By Pat Bolen, Special to the Times-Advocate
NANAIMO — Getting close enough to Mixed Martial Arts (MMA) ringside action that he could hear “a sickening crunch,” is how Matt Tinney, a former Hensall resident and South Huron District High School (SHDHS) student, describes his life as a photographer that recently included a two-page photo spread in ‘Ultimate MMA’ magazine titled “Blood on the Lens: Life As An MMA Shooter.”
Before moving to British Columbia six years ago, Tinney lived in Hensall as well as Crediton and south of Exeter and London until he moved to Nanaimo where he started Tinney Photo with his wife Kat in 2010.
Tinney says his interest in photography started from a young age.
“The very first shot I ever took was around four years of age when I snuck into the cupboard and snapped a picture of my own face with my mom’s Kodak Instamatic. I did a bit of film photography in communications class in SHDHS which really helped me understand the relationship between light and film. I picked up photography more seriously during the move across Canada. The combination of the landscape and artistic influence of the west coast helped to rekindle the passion I had for the medium. I got the bug and purchased my first digital single-lens reflex (DSLR) which got the ball rolling.

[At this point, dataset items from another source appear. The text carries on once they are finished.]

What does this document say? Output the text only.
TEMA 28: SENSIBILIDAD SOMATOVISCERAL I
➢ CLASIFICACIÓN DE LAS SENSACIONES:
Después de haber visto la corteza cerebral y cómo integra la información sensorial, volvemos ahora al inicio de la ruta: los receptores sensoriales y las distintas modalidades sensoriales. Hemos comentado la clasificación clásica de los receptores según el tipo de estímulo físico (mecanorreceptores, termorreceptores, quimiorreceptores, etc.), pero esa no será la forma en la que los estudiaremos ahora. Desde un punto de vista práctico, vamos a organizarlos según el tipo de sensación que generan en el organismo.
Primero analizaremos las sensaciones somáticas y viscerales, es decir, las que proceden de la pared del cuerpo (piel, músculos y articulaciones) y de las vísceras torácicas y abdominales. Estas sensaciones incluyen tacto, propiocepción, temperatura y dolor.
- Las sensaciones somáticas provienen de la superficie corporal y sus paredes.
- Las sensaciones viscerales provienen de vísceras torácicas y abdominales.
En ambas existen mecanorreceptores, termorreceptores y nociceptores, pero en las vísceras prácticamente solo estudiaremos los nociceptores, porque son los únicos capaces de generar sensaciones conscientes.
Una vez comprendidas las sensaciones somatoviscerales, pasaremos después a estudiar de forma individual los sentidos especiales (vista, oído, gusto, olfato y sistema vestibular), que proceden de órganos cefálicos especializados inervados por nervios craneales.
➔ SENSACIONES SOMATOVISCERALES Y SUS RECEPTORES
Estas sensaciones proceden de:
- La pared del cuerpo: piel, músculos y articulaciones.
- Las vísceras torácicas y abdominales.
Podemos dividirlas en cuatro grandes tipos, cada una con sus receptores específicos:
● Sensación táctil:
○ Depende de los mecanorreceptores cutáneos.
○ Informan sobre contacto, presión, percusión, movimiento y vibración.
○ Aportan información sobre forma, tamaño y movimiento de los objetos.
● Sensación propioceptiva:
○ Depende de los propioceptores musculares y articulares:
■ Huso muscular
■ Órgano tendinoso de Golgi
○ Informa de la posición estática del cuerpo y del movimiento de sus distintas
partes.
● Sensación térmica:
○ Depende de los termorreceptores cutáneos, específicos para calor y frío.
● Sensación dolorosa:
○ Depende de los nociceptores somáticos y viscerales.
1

“Other than the bit of film work I did in high school my only form of training was a two-hour lighting workshop I did with photographer Dave Hamilton when he was living here in Nanaimo. Beyond that I’ve learned from magazines, web forums, library books and really anything I could get my hands on. I’ve found the best results really come from just shooting and then working with the different pieces of the puzzle to get things just right.”
According to Tinney, he became involved with the MMA professionally after he was asked to do promotion shots for a clothing company that supplies to the fighters.
From there he was asked to shoot local shows, fight clubs and fighters.
As a long time fan of the MMA, Tinney said he was quickly accepted into the world of the fighters.
“I knew the world of MMA as an avid fan beforehand and although I may not be able to fight like these guys I was able to talk on their level and appreciate what it is they do.”
As well as action photos with the MMA, Tinney also takes posed photos for portraits, publicity, wedding, maternity and family, and says both types offer challenges and benefits.
“With posed photos you have a lot more chances to get things right and that’s when I like to get creative, whether it’s with some dramatic light to create a mood or something that gets processed through Photoshop in order to get a visual effect that isn’t possible straight from the camera. With live events, whether it’s a fight, a concert or even a wedding ceremony you only have one chance to get things right.
On the positive side they are always the most honest shots of people who are in the moment. These people aren’t thinking about me or how they look on camera, so there’s something extra special about those shots.”
Tinney said he and Kat make a good team, especially with creative photography.
“She is naturally more detail oriented than I am so we make a good team. Where I might think I have the shot she’s there to notice when a stray hair is in the way or some other imperfection is present. She always makes sure we shoot until we both feel we have ‘the shot.’”
Regarding his future photography goals, Tinney said he would like to shoot for the Ultimate Fighting Championship (UFC).
“Besides that I also enjoy concerts and live shows. I work closely with Got Pop? concerts in Nanaimo and have been able to shoot Bob Saget, Big Sugar, Jon Lovitz, State of Shock, Wide Mouth Mason, Jon Lajoie, and am shooting Tom Green in the next couple months. These shows are a lot of fun and just like the MMA it really doesn’t seem like work.”
One shot that Tinney regrets not getting was at ringside during an MMA match in Nanaimo in 2011.
“My friend Jer Kornelsen was fighting Micah Brakefield and got himself into trouble. I remember watching as Brakefield picked up Kornelsen in a suplex and slammed him on the back of his neck resulting in a sickening crunch. I remember not getting the shot but it wasn’t until watching the replay on the Fight Network that I saw why, as my camera was pointing towards the roof and I was cringing.”